Some MAP forum commentary on Stavit, also from 2002, including quotes from the stavit.com site (which was laughed off the Net in a couple of weeks):
Art of defence
From the Evening Press, first published Saturday 7th Sep 2002.
STEPHEN LEWIS discovers the advantages of a Viking martial art with a modern twist.
DAVE Watkinson doesn't look out of the ordinary. He is mild mannered, slightly below average height, with a faraway gaze. Which makes what happens when you try to bash him over the head with a baseball bat all the more galling.
He doesn't seem to move: yet in the blink of an eye there you are, rolling helpless on your back while he stands over you with your bat in his hand.
It doesn't matter what kind of weapon you go for him with, either. I tried them all: fists, knives, baseball bats, bottles, wooden poles. Every time, the result was the same. Before I had even realised he was moving there I was flat on my back again.
It's only what I should have expected, of course. Dave is, after all, a highly trained martial arts expert and Master of Stavit.
Stavit? Never heard of it? Hardly surprising. This is possibly the world's newest martial art, having been officially recognised only a couple of months ago by the Great Britain Martial Arts Association.
If you're anything like me, martial arts probably aren't your scene. But Stavit, insists Dave, is different from other martial arts. It's not macho; it's not a performance sport; it's not there for show. There is no hocus-pocus, no aggressive posturing or screaming for effect. It is, he says, just a simple, quiet, easy to learn, non aggressive and devastatingly effective way of defending yourself against attack, that can be learned by anybody, regardless of age, sex, strength or fitness.
But what is Stavit? It is based, explains Dave, a 47-year-old former mineworker and steelworker who lives at Burton Agnes with his Filipino wife Nelly and five-year-old daughter Fe, on the ancient Viking martial art Stav.
It was designed to counter attacks by sword, axe and other long weapons. Dave has adapted it for defence against any form of street attack.
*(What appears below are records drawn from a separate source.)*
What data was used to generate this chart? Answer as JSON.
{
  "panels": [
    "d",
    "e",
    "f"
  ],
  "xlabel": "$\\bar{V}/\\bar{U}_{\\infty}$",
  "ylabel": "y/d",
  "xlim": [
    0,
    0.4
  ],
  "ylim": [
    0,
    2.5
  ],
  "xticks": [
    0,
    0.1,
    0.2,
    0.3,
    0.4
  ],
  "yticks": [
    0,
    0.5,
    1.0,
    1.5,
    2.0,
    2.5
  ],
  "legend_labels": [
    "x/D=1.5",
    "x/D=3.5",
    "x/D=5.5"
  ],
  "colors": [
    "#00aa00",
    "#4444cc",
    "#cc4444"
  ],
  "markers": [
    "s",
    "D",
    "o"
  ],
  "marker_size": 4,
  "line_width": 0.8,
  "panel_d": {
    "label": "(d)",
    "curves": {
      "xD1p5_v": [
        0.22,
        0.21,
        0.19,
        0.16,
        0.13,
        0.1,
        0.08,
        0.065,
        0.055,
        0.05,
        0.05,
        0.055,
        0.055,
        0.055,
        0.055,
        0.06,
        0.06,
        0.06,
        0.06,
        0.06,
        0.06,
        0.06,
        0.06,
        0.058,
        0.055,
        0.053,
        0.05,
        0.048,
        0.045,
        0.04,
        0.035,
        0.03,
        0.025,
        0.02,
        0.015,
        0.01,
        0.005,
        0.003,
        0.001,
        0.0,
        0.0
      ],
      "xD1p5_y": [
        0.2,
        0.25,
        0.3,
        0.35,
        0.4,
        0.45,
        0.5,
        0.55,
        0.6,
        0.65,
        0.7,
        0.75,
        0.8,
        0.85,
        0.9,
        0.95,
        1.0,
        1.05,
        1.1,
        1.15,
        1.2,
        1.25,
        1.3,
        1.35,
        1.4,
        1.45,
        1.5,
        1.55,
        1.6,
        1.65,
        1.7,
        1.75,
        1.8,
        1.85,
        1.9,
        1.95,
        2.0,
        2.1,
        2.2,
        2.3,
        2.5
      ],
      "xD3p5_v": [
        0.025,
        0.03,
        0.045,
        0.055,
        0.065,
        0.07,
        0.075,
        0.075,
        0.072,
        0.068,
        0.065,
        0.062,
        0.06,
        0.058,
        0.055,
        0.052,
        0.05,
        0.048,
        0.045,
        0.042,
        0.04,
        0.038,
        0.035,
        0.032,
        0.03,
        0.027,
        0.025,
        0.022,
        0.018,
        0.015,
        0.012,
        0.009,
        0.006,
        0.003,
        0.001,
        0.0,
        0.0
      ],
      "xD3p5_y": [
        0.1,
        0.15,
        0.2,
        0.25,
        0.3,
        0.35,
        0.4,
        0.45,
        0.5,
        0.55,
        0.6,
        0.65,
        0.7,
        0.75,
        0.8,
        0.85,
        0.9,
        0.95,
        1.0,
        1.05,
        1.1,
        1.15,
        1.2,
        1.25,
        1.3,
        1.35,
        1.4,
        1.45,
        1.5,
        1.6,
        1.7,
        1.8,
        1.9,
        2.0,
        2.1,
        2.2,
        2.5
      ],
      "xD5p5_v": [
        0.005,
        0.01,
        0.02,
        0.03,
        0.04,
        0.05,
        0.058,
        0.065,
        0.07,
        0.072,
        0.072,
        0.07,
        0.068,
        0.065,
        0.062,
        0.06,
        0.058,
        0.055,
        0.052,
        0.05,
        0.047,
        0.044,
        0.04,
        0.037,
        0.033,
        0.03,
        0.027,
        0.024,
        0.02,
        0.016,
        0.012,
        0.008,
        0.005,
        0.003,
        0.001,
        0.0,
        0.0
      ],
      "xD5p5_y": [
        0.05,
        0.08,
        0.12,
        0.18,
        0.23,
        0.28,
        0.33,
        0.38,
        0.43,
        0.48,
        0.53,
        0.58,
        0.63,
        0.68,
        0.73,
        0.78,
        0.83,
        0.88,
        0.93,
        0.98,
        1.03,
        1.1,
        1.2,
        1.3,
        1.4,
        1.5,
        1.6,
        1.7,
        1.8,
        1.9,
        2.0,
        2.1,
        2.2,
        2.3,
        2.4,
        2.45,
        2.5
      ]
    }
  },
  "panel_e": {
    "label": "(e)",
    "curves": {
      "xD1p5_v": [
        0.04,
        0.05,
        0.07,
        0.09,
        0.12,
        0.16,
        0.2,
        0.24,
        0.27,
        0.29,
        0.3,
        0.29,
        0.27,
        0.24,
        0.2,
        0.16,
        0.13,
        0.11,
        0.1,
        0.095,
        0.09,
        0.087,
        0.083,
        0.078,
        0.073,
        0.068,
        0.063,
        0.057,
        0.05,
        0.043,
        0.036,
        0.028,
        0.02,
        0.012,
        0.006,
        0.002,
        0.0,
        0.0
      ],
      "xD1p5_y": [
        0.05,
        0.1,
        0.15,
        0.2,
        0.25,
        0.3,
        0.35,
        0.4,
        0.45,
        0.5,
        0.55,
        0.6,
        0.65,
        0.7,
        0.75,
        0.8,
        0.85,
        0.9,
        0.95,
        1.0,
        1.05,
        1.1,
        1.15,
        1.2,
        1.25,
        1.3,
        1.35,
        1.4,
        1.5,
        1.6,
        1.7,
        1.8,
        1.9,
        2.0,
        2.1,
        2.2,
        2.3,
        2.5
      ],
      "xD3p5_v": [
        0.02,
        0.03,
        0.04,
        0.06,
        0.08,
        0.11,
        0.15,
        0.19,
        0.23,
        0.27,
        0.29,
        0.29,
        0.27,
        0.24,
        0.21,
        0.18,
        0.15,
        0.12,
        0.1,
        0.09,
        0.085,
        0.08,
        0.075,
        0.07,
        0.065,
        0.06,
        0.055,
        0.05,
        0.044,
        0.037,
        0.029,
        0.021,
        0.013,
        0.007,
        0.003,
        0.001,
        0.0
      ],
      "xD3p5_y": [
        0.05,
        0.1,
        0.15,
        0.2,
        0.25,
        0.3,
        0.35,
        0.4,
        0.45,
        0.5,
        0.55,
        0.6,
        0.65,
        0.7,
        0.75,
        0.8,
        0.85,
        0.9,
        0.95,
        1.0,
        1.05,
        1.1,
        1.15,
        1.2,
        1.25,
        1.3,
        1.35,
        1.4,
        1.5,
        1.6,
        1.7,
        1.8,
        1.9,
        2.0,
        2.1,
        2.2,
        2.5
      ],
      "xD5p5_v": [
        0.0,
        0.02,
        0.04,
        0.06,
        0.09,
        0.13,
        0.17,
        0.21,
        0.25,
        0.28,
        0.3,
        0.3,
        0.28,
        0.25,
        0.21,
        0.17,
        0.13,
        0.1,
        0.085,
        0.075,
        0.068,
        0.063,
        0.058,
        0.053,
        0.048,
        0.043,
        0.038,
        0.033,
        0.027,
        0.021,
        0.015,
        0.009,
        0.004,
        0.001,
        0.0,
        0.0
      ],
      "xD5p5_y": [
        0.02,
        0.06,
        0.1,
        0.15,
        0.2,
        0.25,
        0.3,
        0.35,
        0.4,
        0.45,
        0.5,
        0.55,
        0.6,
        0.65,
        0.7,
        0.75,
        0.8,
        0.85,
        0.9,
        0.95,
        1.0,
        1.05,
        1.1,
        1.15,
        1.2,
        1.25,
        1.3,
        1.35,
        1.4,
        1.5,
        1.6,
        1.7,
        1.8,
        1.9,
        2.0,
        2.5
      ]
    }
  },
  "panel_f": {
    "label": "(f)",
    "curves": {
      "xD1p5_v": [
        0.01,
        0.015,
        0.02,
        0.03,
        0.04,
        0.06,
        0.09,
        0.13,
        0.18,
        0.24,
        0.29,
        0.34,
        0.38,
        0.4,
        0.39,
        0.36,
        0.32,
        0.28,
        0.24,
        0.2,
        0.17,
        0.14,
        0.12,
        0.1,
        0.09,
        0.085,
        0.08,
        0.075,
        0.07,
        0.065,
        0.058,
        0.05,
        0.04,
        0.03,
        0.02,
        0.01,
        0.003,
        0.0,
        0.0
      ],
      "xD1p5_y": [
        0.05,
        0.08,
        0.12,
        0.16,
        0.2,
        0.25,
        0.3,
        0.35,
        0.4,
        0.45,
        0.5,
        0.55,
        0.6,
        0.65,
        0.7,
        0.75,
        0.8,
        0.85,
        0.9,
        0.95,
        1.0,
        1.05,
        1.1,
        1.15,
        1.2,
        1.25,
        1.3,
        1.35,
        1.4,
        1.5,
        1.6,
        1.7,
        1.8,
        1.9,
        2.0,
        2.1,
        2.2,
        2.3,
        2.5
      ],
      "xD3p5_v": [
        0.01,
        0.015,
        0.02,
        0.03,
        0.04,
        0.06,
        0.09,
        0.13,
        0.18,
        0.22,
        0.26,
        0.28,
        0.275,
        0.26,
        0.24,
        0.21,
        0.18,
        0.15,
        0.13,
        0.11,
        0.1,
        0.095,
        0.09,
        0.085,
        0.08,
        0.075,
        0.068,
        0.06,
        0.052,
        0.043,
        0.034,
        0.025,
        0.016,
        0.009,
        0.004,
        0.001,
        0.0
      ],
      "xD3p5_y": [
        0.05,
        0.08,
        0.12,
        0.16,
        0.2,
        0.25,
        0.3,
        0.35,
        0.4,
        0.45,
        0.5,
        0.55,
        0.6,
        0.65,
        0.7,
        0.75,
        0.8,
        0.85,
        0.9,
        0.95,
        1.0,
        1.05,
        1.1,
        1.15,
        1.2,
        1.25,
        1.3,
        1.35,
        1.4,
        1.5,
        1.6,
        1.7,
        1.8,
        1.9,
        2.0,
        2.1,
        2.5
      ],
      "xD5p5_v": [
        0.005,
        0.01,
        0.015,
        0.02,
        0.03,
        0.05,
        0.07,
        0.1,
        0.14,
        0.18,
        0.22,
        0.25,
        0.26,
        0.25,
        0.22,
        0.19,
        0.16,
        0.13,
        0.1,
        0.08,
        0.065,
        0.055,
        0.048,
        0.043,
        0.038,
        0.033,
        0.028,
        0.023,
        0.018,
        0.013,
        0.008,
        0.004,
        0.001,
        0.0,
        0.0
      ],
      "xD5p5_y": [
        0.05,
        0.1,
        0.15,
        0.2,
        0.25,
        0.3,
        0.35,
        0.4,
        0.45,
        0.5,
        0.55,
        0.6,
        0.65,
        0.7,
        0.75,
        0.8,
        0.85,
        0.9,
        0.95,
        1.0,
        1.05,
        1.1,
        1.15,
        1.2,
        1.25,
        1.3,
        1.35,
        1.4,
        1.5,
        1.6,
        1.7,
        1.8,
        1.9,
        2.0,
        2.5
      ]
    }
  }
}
The beauty of it, he says, is that because it uses the principles of body mechanics you don't need to be fit, young or strong to use it effectively.
What you are doing is using the attacker's own momentum against them by deflecting (not blocking) their attack, then twisting or levering them off balance.
There are 16 basic defensive stances with Norse-sounding names such as hagl and tyr and a set of core moves. But they all look so low-key and natural the attacker has no idea you're actually preparing to defend yourself.
I ask Dave to slow down his movements so I can see what is happening when he disarms me.
As I advance, baseball bat raised threateningly, he remains calm, standing seemingly relaxed.
Because there are no aggressive moves, my eye isn't able to register he is getting ready to defend himself. He simply raises his hands calmly as if to plead with me. Then, almost without me noticing, he places the back of one hand behind my right wrist to act as a "fulcrum" and uses his left hand to lever the baseball bat down. Because of the levering motion, there is nothing I can do to stop the bat being twisted out of my hands. His left hand follows up with a natural twisting movement which has my arm behind my back and me sprawling.
The same when I grab him with two hands by the shirt. Again, he raises one hand in a non-threatening, almost pleading way. Before I know it, he has snaked his arm down between my two hands and levered them apart the way you use a tyre iron to remove a tyre.
It is all devastatingly simple and quick. "By the time your opponent knows something is happening, you are walking away and it is all over," Dave says.
Best of all, adds 55-year-old former para and Stavit black belt and instructor John Covington, it appears so unthreatening.
"It avoids any form of movement that appears aggressive and would prompt an aggressive response," he says. "The moment you get aggressive, it triggers the attacker's fear response, and that means even more aggression."
Appropriately enough, given it's Viking origins, York people are among the first in the country to get the chance to train in this newest of martial arts. Dave and his team of black belt instructors will begin running courses at Bridlington sports hall on Monday, September 16: and then on Sunday, September 29, there will be two introductory courses at York Barbican Centre.
The two-and-a-half hour courses, from 10am to 12.30 and 2pm to 4.30pm, cost £20 on the door or £15 if you book in advance.
If you want to take it further there are a range of belts you can work towards, from green which will equip you to defend against holds, grabs and hand-to-hand assaults to black, which will equip you to defend yourself against just about anything, Dave says - knives, guns and broken bottles included.